In Deschooling Society (1971), Ivan Illich wrote that education should start not with a prescribed curriculum, but with the question, "What kinds of things and people might learners want to be in contact with in order to learn?"
I have been lucky in finding a gang of peers, a range of teachers and a few masters: all three are vital in their different ways, echoing the old structure of the craft guild. Whatever you are pursuing in life, finding people who fulfil these roles is about the most important thing you can do.
For some of us, books can go a long way in fulfilling the roles of master and teacher - and the Reading list soon outgrew this section to become the most comprehensive part of this site.
Just as important are the peers and collaborators who make up the People page, while Examples covers practical experiments, projects and places to learn from.
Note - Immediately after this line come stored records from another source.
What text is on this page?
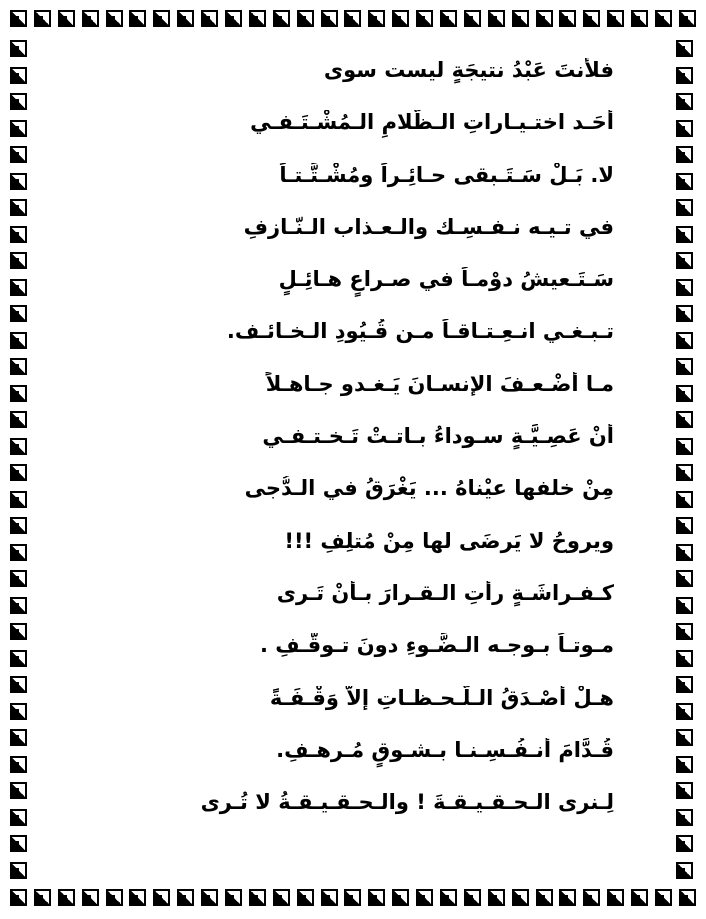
فلأنتَ عَبْدُ نتيجَةٍ ليست سوى
أَحَـد اختـيـاراتِ الـظّلامِ الـمُشْـتَـفـي
لا. بَـلْ سَـتَـبقى حـائِـراً ومُشْـتَّـتـاً
في تـيـه نـفـسِـك والـعـذاب الـنّـازفِ
سَـتَـعيشُ دوْمـاً في صـراعٍ هـائِـلٍ
تـبـغـي انـعِـتـاقـاً مـن قُـيُودِ الـخـائـف.
مـا أَضْـعـفَ الإنسـانَ يَـغـدو جـاهـلاً
أَنْ عَصِـيَّـةٍ سـوداءُ بـاتـتْ تَـخـتـفـي
مِنْ خلفها عيْناهُ ... يَغْرَقُ في الـدُّجى
ويروحُ لا يَرضَى لها مِنْ مُتلِفِ !!!
كـفـراشَـةٍ رأَتِ الـقـرارَ بـأَنْ تَـرى
مـوتـاً بـوجـه الـضَّـوءِ دونَ تـوقُّـفِ .
هـلْ أَصْـدَقُ الـلَّـحـظـاتِ إلاَّ وَقْـفَـةً
قُـدَّامَ أَنـفُـسِـنـا بـشـوقٍ مُـرهـفِ.
لِـنرى الـحـقـيـقـةَ ! والـحـقـيـقـةُ لا تُـرى
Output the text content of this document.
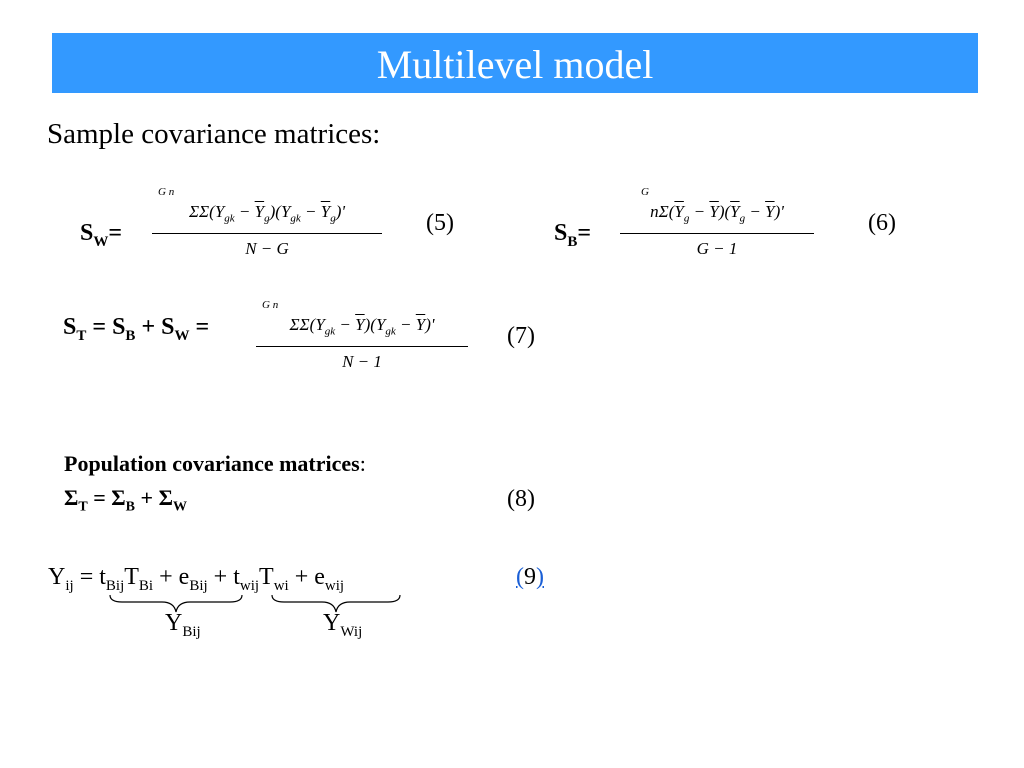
Multilevel model
Sample covariance matrices:
$S_W=$
G n
$\Sigma\Sigma(Y_{gk} - \overline{Y}_g)(Y_{gk} - \overline{Y}_g)'$
N − G
(5)	$S_B=$
G
$n\Sigma(\overline{Y}_g - \overline{Y})(\overline{Y}_g - \overline{Y})'$
G − 1
(6)
$S_T = S_B + S_W$ =
G n
$\Sigma\Sigma(Y_{gk} - \overline{Y})(Y_{gk} - \overline{Y})'$
N − 1
(7)
Population covariance matrices:
$\Sigma_T = \Sigma_B + \Sigma_W$	(8)
$Y_{ij} = t_{Bij}T_{Bi} + e_{Bij} + t_{wij}T_{wi} + e_{wij}$	(9)
$Y_{Bij}$	$Y_{Wij}$
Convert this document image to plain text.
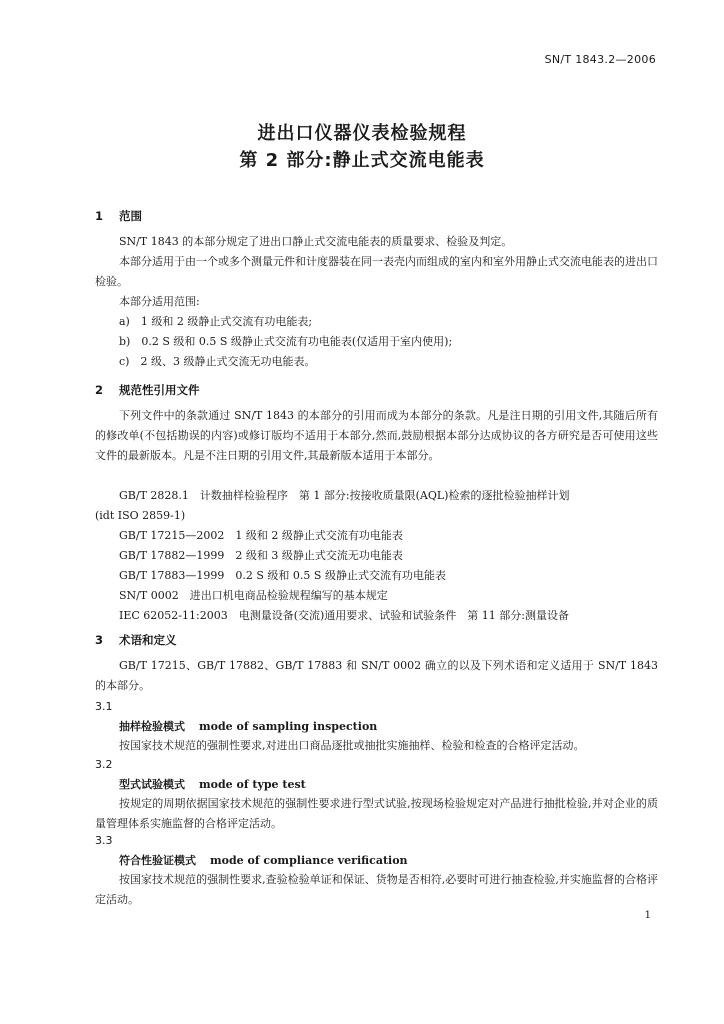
SN/T 1843.2—2006
进出口仪器仪表检验规程
第 2 部分:静止式交流电能表
1 范围

SN/T 1843 的本部分规定了进出口静止式交流电能表的质量要求、检验及判定。

本部分适用于由一个或多个测量元件和计度器装在同一表壳内而组成的室内和室外用静止式交流电能表的进出口检验。

本部分适用范围:

a)　1 级和 2 级静止式交流有功电能表;

b)　0.2 S 级和 0.5 S 级静止式交流有功电能表(仅适用于室内使用);

c)　2 级、3 级静止式交流无功电能表。

2 规范性引用文件

下列文件中的条款通过 SN/T 1843 的本部分的引用而成为本部分的条款。凡是注日期的引用文件,其随后所有的修改单(不包括勘误的内容)或修订版均不适用于本部分,然而,鼓励根据本部分达成协议的各方研究是否可使用这些文件的最新版本。凡是不注日期的引用文件,其最新版本适用于本部分。

GB/T 2828.1　计数抽样检验程序　第 1 部分:按接收质量限(AQL)检索的逐批检验抽样计划

(idt ISO 2859-1)

GB/T 17215—2002　1 级和 2 级静止式交流有功电能表

GB/T 17882—1999　2 级和 3 级静止式交流无功电能表

GB/T 17883—1999　0.2 S 级和 0.5 S 级静止式交流有功电能表

SN/T 0002　进出口机电商品检验规程编写的基本规定

IEC 62052-11:2003　电测量设备(交流)通用要求、试验和试验条件　第 11 部分:测量设备

3 术语和定义

GB/T 17215、GB/T 17882、GB/T 17883 和 SN/T 0002 确立的以及下列术语和定义适用于 SN/T 1843 的本部分。

3.1
抽样检验模式 mode of sampling inspection

按国家技术规范的强制性要求,对进出口商品逐批或抽批实施抽样、检验和检查的合格评定活动。

3.2
型式试验模式 mode of type test

按规定的周期依据国家技术规范的强制性要求进行型式试验,按现场检验规定对产品进行抽批检验,并对企业的质量管理体系实施监督的合格评定活动。

3.3
符合性验证模式 mode of compliance verification

按国家技术规范的强制性要求,查验检验单证和保证、货物是否相符,必要时可进行抽查检验,并实施监督的合格评定活动。

1
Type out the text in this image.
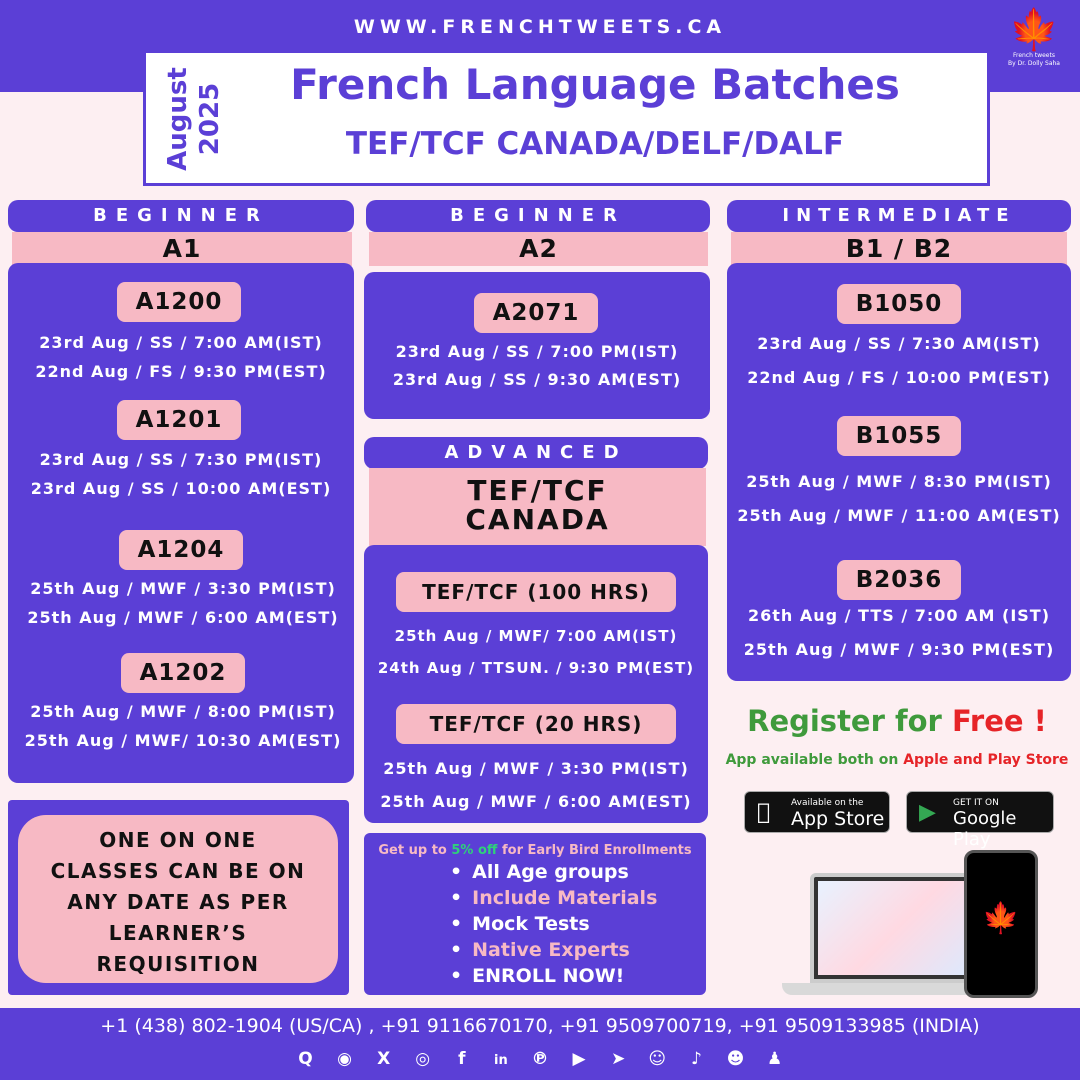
WWW.FRENCHTWEETS.CA	🍁
French tweets
By Dr. Dolly Saha
August 2025	French Language Batches
TEF/TCF CANADA/DELF/DALF
BEGINNER
A1
A1200
23rd Aug / SS / 7:00 AM(IST)
22nd Aug / FS / 9:30 PM(EST)
A1201
23rd Aug / SS / 7:30 PM(IST)
23rd Aug / SS / 10:00 AM(EST)
A1204
25th Aug / MWF / 3:30 PM(IST)
25th Aug / MWF / 6:00 AM(EST)
A1202
25th Aug / MWF / 8:00 PM(IST)
25th Aug / MWF/ 10:30 AM(EST)
ONE ON ONE
CLASSES CAN BE ON
ANY DATE AS PER
LEARNER’S
REQUISITION
BEGINNER
A2
A2071
23rd Aug / SS / 7:00 PM(IST)
23rd Aug / SS / 9:30 AM(EST)
ADVANCED
TEF/TCF
CANADA
TEF/TCF (100 HRS)
25th Aug / MWF/ 7:00 AM(IST)
24th Aug / TTSUN. / 9:30 PM(EST)
TEF/TCF (20 HRS)
25th Aug / MWF / 3:30 PM(IST)
25th Aug / MWF / 6:00 AM(EST)
Get up to 5% off for Early Bird Enrollments
• All Age groups
• Include Materials
• Mock Tests
• Native Experts
• ENROLL NOW!
INTERMEDIATE
B1 / B2
B1050
23rd Aug / SS / 7:30 AM(IST)
22nd Aug / FS / 10:00 PM(EST)
B1055
25th Aug / MWF / 8:30 PM(IST)
25th Aug / MWF / 11:00 AM(EST)
B2036
26th Aug / TTS / 7:00 AM (IST)
25th Aug / MWF / 9:30 PM(EST)
Register for Free !
App available both on Apple and Play Store
Available on the
App Store ▶ GET IT ON
Google Play
🍁
+1 (438) 802-1904 (US/CA) , +91 9116670170, +91 9509700719, +91 9509133985 (INDIA)
Q ◉ X ◎ f in ℗ ▶ ➤ ☺ ♪ ☻ ♟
Finally, the How To section links to simple guides to making things happen - not recipes to stick to, but rules of thumb for riffing off.
Taken together, this is the context from which my work begins, a web of friendships and conversations for which I'm extremely grateful.
Long after Deschooling Society, Illich described the way of living and learning which he had sought throughout his life. It is one of my favourite passages:
"Learned and leisurely hospitality is the only antidote to the stance of deadly cleverness that is acquired in the professional pursuit of objectively secured knowledge. I remain certain that the quest for truth cannot thrive outside the nourishment of mutual trust flowering into a commitment to friendship."